Schwellenländer in der Bredouille

Die einstigen Zugpferde der Weltwirtschaft haben keine Kraft mehr. Steigende US-Zinsen sind ein weiterer Härtetest.

Der Stern der Emerging Markets als Boomregion sinkt. Nach Schätzung des Internationalen Währungsfonds (IWF) wird sich das Wirtschaftswachstum der Schwellen- und Entwicklungsländer dieses Jahr auf 4,3% verlangsamen. Der Wachstumsvorsprung auf die Industrieländer betrüge dann zum ersten Mal seit fünfzehn Jahren weniger als 2 Prozentpunkte. Es ist längst nicht nur China, dessen Wirtschaft deutlich weniger schnell wächst als im vergangenen Jahrzehnt. Russland ist in einer tiefen Rezession, Brasiliens Wirtschaft schrumpft ebenfalls.

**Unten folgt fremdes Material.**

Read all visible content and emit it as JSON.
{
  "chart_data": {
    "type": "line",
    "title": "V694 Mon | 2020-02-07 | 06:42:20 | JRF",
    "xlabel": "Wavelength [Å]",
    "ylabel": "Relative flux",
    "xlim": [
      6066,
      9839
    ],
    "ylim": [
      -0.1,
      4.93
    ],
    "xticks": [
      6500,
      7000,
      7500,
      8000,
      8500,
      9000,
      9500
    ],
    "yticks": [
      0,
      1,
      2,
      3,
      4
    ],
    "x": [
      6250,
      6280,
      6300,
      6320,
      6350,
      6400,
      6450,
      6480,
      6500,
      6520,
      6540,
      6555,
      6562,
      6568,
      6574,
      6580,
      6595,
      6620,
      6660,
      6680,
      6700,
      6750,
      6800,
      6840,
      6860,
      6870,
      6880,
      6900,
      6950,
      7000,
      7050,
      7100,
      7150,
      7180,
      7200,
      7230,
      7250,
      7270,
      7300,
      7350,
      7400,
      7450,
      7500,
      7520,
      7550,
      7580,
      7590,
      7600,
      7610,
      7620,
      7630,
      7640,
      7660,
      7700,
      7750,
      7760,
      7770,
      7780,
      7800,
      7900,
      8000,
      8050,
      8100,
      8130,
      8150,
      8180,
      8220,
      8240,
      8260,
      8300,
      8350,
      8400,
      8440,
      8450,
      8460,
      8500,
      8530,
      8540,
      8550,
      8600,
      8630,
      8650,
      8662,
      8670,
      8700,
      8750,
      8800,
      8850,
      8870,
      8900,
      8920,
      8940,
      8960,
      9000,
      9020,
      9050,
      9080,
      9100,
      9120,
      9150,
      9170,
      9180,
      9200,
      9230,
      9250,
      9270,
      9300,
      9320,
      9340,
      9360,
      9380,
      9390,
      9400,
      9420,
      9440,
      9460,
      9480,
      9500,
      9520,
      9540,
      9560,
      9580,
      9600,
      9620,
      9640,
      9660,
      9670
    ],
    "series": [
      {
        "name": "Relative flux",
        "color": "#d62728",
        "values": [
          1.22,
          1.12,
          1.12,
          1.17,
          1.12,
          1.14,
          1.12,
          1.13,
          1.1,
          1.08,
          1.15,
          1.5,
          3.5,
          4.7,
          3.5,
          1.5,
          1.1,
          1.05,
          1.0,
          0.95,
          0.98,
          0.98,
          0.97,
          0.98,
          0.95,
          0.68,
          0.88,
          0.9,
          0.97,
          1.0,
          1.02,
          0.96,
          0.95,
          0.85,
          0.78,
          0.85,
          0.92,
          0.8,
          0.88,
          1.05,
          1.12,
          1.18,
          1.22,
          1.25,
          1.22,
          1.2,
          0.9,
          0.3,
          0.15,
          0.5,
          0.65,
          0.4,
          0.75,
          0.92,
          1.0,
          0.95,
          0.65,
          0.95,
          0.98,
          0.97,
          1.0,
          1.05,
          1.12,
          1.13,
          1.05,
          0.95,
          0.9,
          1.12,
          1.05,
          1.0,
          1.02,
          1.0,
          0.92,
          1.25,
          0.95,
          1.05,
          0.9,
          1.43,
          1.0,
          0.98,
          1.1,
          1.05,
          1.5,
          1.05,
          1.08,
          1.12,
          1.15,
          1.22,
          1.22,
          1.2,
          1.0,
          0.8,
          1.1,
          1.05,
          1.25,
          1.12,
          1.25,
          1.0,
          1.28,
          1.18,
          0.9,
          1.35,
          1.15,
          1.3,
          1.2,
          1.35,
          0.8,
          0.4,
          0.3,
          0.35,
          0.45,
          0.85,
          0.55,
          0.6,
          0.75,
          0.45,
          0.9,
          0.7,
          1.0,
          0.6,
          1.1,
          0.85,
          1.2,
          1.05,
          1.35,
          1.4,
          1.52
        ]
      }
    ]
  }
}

Auch die Weltbank hat die Wachstumsprognose für die Entwicklungsländer für dieses Jahr auf 4,4% gesenkt; sie warnt vor einer strukturellen Verlangsamung und sieht grosse Herausforderungen auf sie zukommen. Dazu gehörten die Aussicht auf weniger günstige Finanzierungsbedingungen, ein stärkerer Dollar (vgl. Textbox unten) und tiefere Rohstoffpreise.